Skillv1.0.0

ClawScan security

Bear Notes · ClawHub's context-aware review of the artifact, metadata, and declared behavior.

Scanner verdict

SuspiciousFeb 11, 2026, 8:20 AM

Verdict: suspicious
Confidence: medium
Model: gpt-5-mini
Summary: The skill's instructions match its stated purpose (using grizzly to manage Bear notes) but its published metadata omits required binaries/install and environment details; installing the third‑party grizzly tool via `go` and storing a Bear token in a file are coherent for functionality but the metadata/instruction mismatches and install-from-GitHub raise moderate risk.
Guidance: This skill appears to do what it says (control Bear via the grizzly CLI), but there are metadata inconsistencies and an install-from-GitHub step to be aware of. Before installing: - Confirm you trust the grizzly repository and its maintainer (github.com/tylerwince/grizzly). Review the source or the release used rather than blindly installing '@latest'. - Expect to provide a Bear API token; store it with restrictive file permissions (chmod 600) and consider using a dedicated token with limited scope if available. - Be aware grizzly may open a local callback URL (localhost) to receive data — ensure that port is not exposed and that you understand what will listen on it. - Ask the skill author/platform owner to correct the published metadata to declare the required binary and env vars, and to provide an explicit, versioned install step rather than 'latest'. If you cannot verify the repository or are uncomfortable granting access to a Bear token, avoid installing the CLI and instead interact with Bear manually.

Review Dimensions

Purpose & Capability: noteThe SKILL.md describes exactly what the skill claims to do (use the grizzly CLI to create/read/manage Bear notes). However the registry metadata shown to the platform omitted the requirement for the 'grizzly' binary and a token file; the SKILL.md includes a clawdbot metadata block that does declare a go install for grizzly. This mismatch between published metadata and the runtime instructions is inconsistent and should be corrected.
Instruction Scope: noteRuntime instructions stay within the Bear/grizzly scope: they use the grizzly CLI, reference Bear's API token (in ~/.config/grizzly/token), and local callback URLs (localhost). There is no instruction to read unrelated system files. Note: the agent (or user following the instructions) will need access to the token file and possibly to .grizzly.toml in the home directory; those are sensitive and must be protected.
Install Mechanism: noteThe registry metadata said 'no install spec', but SKILL.md contains metadata to install grizzly via 'go' (github.com/tylerwince/grizzly/cmd/grizzly@latest). Installing a third-party Go module from GitHub is a common but non-trivial action: it fetches and builds remote code (moderate risk). The install source is a GitHub repo (traceable) rather than an opaque URL, which is better, but 'latest' can change over time and could pull malicious changes if the repository is compromised.
Credentials: concernThe skill in the registry declared no required env vars, yet SKILL.md documents environment variables (GRIZZLY_TOKEN_FILE, GRIZZLY_CALLBACK_URL, GRIZZLY_TIMEOUT) and requires a Bear API token stored in ~/.config/grizzly/token for several operations.

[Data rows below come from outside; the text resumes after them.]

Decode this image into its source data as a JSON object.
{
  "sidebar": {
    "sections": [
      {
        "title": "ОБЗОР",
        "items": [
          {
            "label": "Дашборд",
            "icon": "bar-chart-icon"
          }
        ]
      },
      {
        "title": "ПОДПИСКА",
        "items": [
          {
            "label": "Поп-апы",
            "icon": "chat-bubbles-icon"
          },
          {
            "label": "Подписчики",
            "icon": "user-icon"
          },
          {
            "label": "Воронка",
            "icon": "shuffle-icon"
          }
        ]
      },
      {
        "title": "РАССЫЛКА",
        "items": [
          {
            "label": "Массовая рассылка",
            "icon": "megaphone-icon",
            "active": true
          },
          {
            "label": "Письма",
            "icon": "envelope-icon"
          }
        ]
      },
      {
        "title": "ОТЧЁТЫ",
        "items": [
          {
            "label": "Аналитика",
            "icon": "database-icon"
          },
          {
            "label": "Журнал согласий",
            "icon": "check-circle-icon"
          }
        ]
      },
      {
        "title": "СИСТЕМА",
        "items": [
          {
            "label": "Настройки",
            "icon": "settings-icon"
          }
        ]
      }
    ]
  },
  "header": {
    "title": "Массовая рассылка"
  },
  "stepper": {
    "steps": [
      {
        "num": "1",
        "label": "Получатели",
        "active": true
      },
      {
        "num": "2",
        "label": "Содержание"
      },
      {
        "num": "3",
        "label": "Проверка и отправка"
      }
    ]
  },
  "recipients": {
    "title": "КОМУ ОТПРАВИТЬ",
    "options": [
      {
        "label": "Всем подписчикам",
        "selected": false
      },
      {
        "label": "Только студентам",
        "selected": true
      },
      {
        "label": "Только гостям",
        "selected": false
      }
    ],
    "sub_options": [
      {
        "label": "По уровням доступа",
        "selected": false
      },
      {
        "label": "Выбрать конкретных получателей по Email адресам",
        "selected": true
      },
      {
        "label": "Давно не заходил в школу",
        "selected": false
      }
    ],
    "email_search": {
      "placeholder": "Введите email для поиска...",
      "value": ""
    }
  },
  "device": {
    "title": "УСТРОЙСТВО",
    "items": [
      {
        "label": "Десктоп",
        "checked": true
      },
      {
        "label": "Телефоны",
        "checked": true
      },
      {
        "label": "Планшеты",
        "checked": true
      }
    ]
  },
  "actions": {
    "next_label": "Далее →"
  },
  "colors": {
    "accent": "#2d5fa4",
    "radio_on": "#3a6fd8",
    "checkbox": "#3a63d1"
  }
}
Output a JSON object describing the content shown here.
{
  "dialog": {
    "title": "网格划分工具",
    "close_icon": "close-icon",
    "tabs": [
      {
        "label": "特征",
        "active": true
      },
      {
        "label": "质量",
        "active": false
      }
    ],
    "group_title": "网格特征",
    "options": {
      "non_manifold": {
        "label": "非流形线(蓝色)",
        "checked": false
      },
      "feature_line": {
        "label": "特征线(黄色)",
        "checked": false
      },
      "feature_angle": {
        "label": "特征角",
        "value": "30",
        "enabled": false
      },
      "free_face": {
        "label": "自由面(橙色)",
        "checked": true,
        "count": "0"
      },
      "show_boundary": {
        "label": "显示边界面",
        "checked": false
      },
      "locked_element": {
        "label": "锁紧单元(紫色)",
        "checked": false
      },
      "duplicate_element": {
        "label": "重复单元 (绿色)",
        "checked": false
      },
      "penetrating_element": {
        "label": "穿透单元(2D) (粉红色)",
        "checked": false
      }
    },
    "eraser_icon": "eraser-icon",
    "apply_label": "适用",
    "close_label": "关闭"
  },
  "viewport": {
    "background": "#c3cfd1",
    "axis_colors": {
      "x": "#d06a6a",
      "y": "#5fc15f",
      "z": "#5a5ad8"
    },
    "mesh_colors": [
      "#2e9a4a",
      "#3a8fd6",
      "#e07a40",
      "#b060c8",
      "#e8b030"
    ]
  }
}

This is proportionate to the stated purpose (Bear API needs a token) but the platform metadata should declare that a credential/file is required. Also, storing tokens in a file means the agent or any process running as the user could read it—handle permissions carefully.
Persistence & Privilege: okThe skill does not request elevated persistence (always: false). It is user-invocable and allows model invocation (platform default). Nothing in the skill attempts to modify other skills or request system-wide configuration changes.